A new study states that addressing the effects of climate change while safeguarding biodiversity is a key priority for both scientists and policymakers.
As climate change leads to more frequent and severe droughts, understanding its impact on natural ecosystems is becoming increasingly critical. A significant challenge lies in predicting how shifts in precipitation patterns will affect species richness, according to a press release. While it is well established that areas with more water tend to support greater plant diversity on a large scale, the effects of rainfall on species richness can vary at smaller plot levels. To refine predictions, it is essential to explore the underlying mechanisms — especially how severe droughts and long-term changes in rainfall influence biodiversity. A recent study highlights that increased aridity at the plot level is linked to a decline in plant species richness, with this effect being even more pronounced following extreme droughts. However, detecting this phenomenon can be challenging, as dominant plant species may mask the impact in the absence of drought conditions.
A study conducted by the HUN-REN Centre for Ecological Research in Hungary explores the complex relationships between long-term rainfall changes, extreme drought events, the biomass of dominant plant species, and plant species diversity in dryland ecosystems. Published in the Journal of Ecology, the research demonstrates that increased dryness results in a decline in plant species diversity in drylands, while also uncovering the mechanisms by which rising aridity contributes to biodiversity loss in these vulnerable ecosystems.
Using data from a seven-year climate change field experiment, researchers conducted a path analysis to explore the direct and indirect effects of precipitation on species diversity.
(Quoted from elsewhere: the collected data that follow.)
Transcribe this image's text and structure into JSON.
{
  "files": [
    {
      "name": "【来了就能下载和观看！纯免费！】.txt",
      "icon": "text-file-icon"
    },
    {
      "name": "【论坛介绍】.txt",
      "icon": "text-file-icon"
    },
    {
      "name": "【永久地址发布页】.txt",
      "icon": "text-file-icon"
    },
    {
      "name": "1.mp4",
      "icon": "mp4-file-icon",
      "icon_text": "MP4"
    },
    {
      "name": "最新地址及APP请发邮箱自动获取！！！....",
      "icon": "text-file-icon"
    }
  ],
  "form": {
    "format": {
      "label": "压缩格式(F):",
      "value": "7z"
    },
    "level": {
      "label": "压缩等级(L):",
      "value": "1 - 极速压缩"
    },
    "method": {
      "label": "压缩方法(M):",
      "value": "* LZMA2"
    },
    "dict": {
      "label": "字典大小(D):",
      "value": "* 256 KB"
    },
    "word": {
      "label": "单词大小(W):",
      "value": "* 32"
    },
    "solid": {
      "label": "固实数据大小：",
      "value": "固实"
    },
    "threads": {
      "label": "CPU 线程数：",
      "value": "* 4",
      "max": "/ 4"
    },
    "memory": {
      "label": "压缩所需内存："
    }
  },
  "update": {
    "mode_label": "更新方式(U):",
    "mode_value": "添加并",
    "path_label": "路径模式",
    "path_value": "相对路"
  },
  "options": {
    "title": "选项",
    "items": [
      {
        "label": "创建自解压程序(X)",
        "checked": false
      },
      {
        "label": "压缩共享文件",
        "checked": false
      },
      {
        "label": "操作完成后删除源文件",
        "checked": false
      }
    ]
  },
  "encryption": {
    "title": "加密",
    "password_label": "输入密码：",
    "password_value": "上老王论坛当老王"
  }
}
The experiment simulated an extreme drought event followed by long-term changes in summer rainfall using rainout shelters. Initial analysis revealed a strong positive relationship between rainfall and species diversity following the extreme drought treatment, though this effect was absent without drought. Interestingly, the path analysis revealed an additional layer: in the absence of drought, increased rainfall promoted the biomass of dominant grass species, which in turn reduced overall plant diversity. Despite this, the direct effect of rainfall remained positive, enhancing species richness even when dominant species suppressed other plants. The study also found that previous extreme drought events had strengthened the connection between rainfall and species diversity.
“Droughts weaken dominant species, creating opportunities for other plants to thrive, potentially altering the plant community,” lead author Dr. Gábor Ónodi says.
According to the press release, these findings have significant implications for predicting how natural ecosystems will respond to future climate change. Dr. György Kröel-Dulay, the lead researcher of the field experiment, notes “As global temperatures rise and precipitation patterns become more extreme, ecosystems may become increasingly sensitive to changes in water availability.” The study underscores the importance of considering both direct and indirect effects when evaluating the impact of climate change on biodiversity. Senior author Dr. Zoltán Botta-Dukát adds, “By deepening our understanding of these dynamics, we can better anticipate upcoming challenges and develop more effective strategies for conserving biodiversity in a world facing growing environmental uncertainties.”